Yellow. Yellow everywhere, especially on the ground. The rest of those leaves are going to be down before we know it, and then comes the cold. This morning was actually on the warmer side—51 degrees F when we brought Matt to work—but still chilly enough to not let us forget that "winter is on its way," as Little Bear reminds us ten times a day.
Fresh produce in Alaska in the winter is, as a general rule, tasteless and exorbitantly expensive. And with several feet of snow on the ground, you know it's not coming from anywhere remotely local! So I've been working on preserving the produce that's abundant now, hoping to really cut down on the produce I have to buy this winter.
We're borrowing a dehydrator from a friend, and I have a new favorite appliance: slice up the food, lay it out on the dehydrator trays, plug it in, and walk away. So far I've dried peaches, apples, and oregano, and they've all come out perfectly. The peaches took eight and a half hours, the oregano twelve, and the apples—miniature apples from branches grafted onto crabapple trees—were done in about four hours. We were disappointed to discover that dehydrating the peaches didn't heat them enough to denature the proteins that keep Matt from being able to eat most fruits raw, so when he learned from a coworker with the same allergy about the local orchard whose apples they could eat, we picked some up from the farmers market.

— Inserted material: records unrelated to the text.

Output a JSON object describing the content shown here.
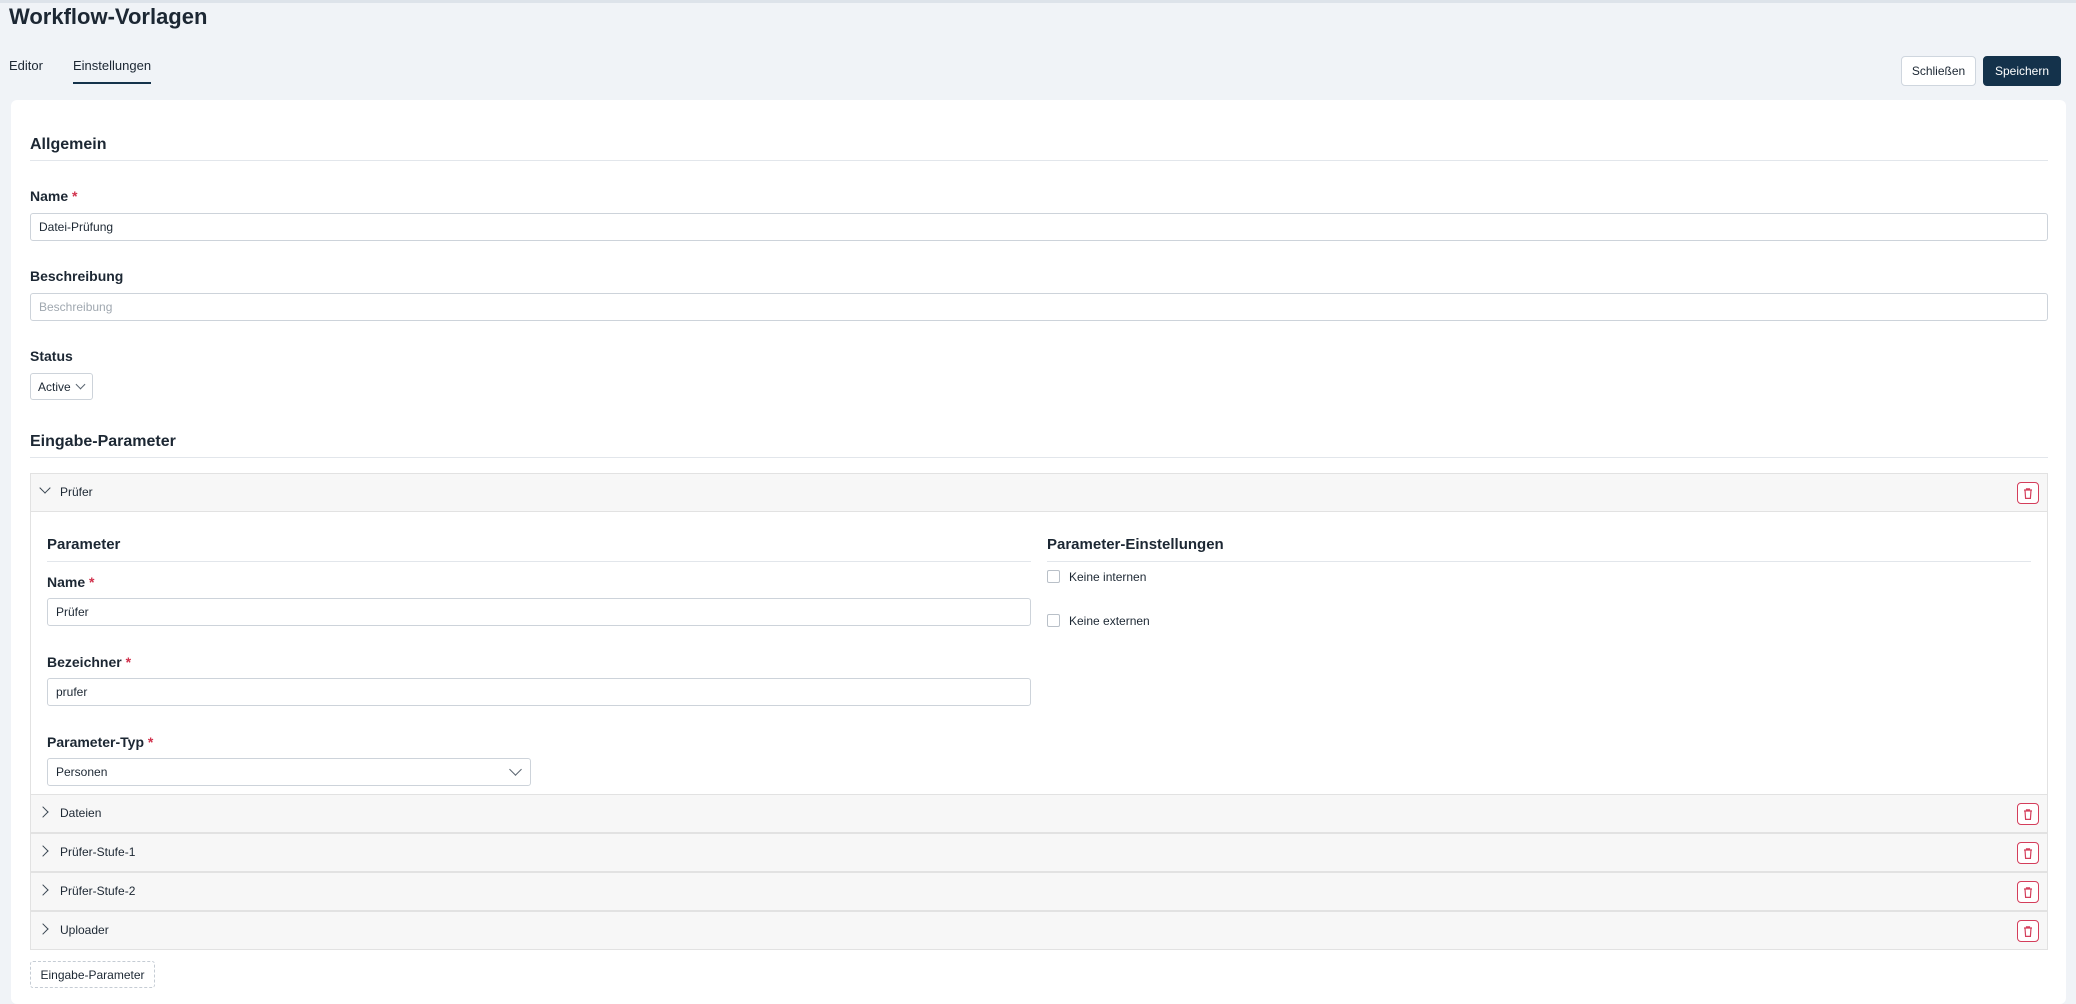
{
  "page": {
    "title": "Workflow-Vorlagen"
  },
  "tabs": [
    {
      "label": "Editor",
      "active": false
    },
    {
      "label": "Einstellungen",
      "active": true
    }
  ],
  "toolbar": {
    "close_label": "Schließen",
    "save_label": "Speichern"
  },
  "general": {
    "section_title": "Allgemein",
    "name": {
      "label": "Name",
      "required_mark": "*",
      "value": "Datei-Prüfung"
    },
    "description": {
      "label": "Beschreibung",
      "placeholder": "Beschreibung",
      "value": ""
    },
    "status": {
      "label": "Status",
      "value": "Active"
    }
  },
  "input_params": {
    "section_title": "Eingabe-Parameter",
    "add_button_label": "Eingabe-Parameter",
    "items": [
      {
        "label": "Prüfer",
        "expanded": true
      },
      {
        "label": "Dateien",
        "expanded": false
      },
      {
        "label": "Prüfer-Stufe-1",
        "expanded": false
      },
      {
        "label": "Prüfer-Stufe-2",
        "expanded": false
      },
      {
        "label": "Uploader",
        "expanded": false
      }
    ],
    "expanded_item": {
      "parameter_title": "Parameter",
      "name": {
        "label": "Name",
        "required_mark": "*",
        "value": "Prüfer"
      },
      "identifier": {
        "label": "Bezeichner",
        "required_mark": "*",
        "value": "prufer"
      },
      "type": {
        "label": "Parameter-Typ",
        "required_mark": "*",
        "value": "Personen"
      },
      "settings_title": "Parameter-Einstellungen",
      "settings": [
        {
          "label": "Keine internen",
          "checked": false
        },
        {
          "label": "Keine externen",
          "checked": false
        }
      ]
    }
  },
  "colors": {
    "accent": "#14324b",
    "danger": "#d43e5b",
    "background": "#f0f3f7"
  },
  "icons": {
    "delete": "trash-icon",
    "expand": "chevron-right-icon",
    "collapse": "chevron-down-icon",
    "select": "chevron-down-icon"
  }
}
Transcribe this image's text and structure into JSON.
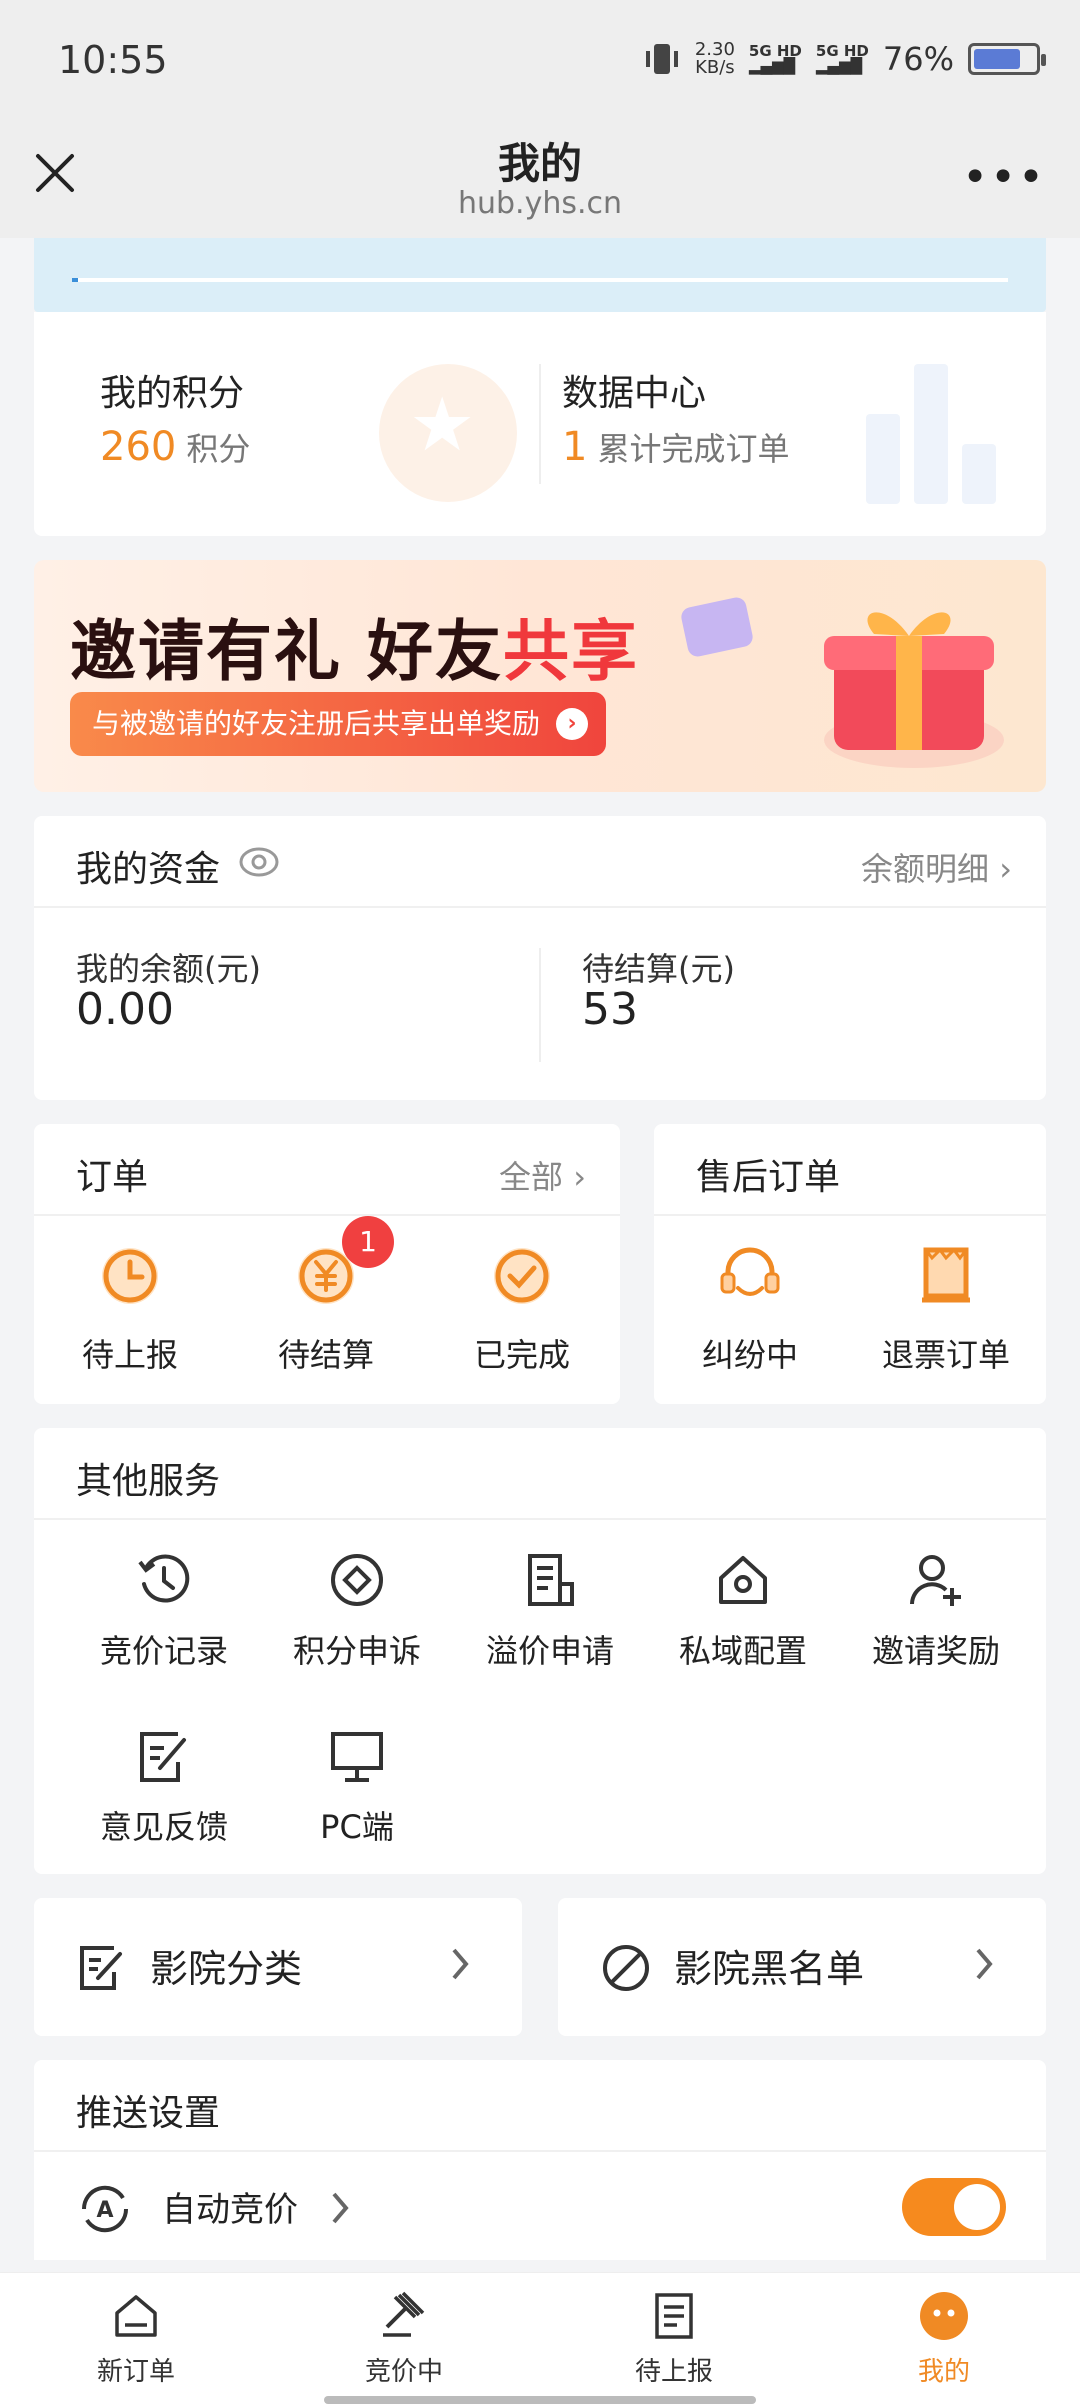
{
  "status_bar": {
    "time": "10:55",
    "net_speed": "2.30",
    "net_unit": "KB/s",
    "signal1": "5G HD",
    "signal2": "5G HD",
    "battery": "76%",
    "battery_level": 0.76
  },
  "title_bar": {
    "title": "我的",
    "subtitle": "hub.yhs.cn"
  },
  "points": {
    "title": "我的积分",
    "value": "260",
    "unit": "积分"
  },
  "data_center": {
    "title": "数据中心",
    "value": "1",
    "desc": "累计完成订单"
  },
  "banner": {
    "head_black": "邀请有礼 好友",
    "head_red": "共享",
    "pill": "与被邀请的好友注册后共享出单奖励"
  },
  "funds": {
    "title": "我的资金",
    "detail_link": "余额明细",
    "balance_label": "我的余额(元)",
    "balance_value": "0.00",
    "pending_label": "待结算(元)",
    "pending_value": "53"
  },
  "orders": {
    "title": "订单",
    "all_link": "全部",
    "items": [
      {
        "label": "待上报"
      },
      {
        "label": "待结算",
        "badge": "1"
      },
      {
        "label": "已完成"
      }
    ]
  },
  "after_sales": {
    "title": "售后订单",
    "items": [
      {
        "label": "纠纷中"
      },
      {
        "label": "退票订单"
      }
    ]
  },
  "services": {
    "title": "其他服务",
    "items": [
      {
        "label": "竞价记录",
        "icon": "history-icon"
      },
      {
        "label": "积分申诉",
        "icon": "diamond-icon"
      },
      {
        "label": "溢价申请",
        "icon": "document-icon"
      },
      {
        "label": "私域配置",
        "icon": "home-gear-icon"
      },
      {
        "label": "邀请奖励",
        "icon": "add-user-icon"
      },
      {
        "label": "意见反馈",
        "icon": "edit-note-icon"
      },
      {
        "label": "PC端",
        "icon": "monitor-icon"
      }
    ]
  },
  "cinema": {
    "category": "影院分类",
    "blacklist": "影院黑名单"
  },
  "push": {
    "title": "推送设置",
    "auto_bid": "自动竞价",
    "auto_bid_on": true
  },
  "tabs": [
    {
      "label": "新订单",
      "icon": "inbox-icon"
    },
    {
      "label": "竞价中",
      "icon": "gavel-icon"
    },
    {
      "label": "待上报",
      "icon": "report-icon"
    },
    {
      "label": "我的",
      "icon": "profile-icon",
      "active": true
    }
  ],
  "colors": {
    "accent": "#f08a24",
    "badge": "#f04040",
    "banner_red": "#f0383c"
  }
}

The apples are good raw, a little tangier than normal apples, but they seem sweeter dehydrated. Matt can have regular apples if they're cooked, but not fresh or dried, so these are perfect for drying to save for snacks, muesli, oatmeal, etc for him all winter.
I don't see myself dehydrating anything other than fruit and herbs, so I haven't quite decided yet whether buying one would be a worthwhile investment. I've sure been enjoying using it, though.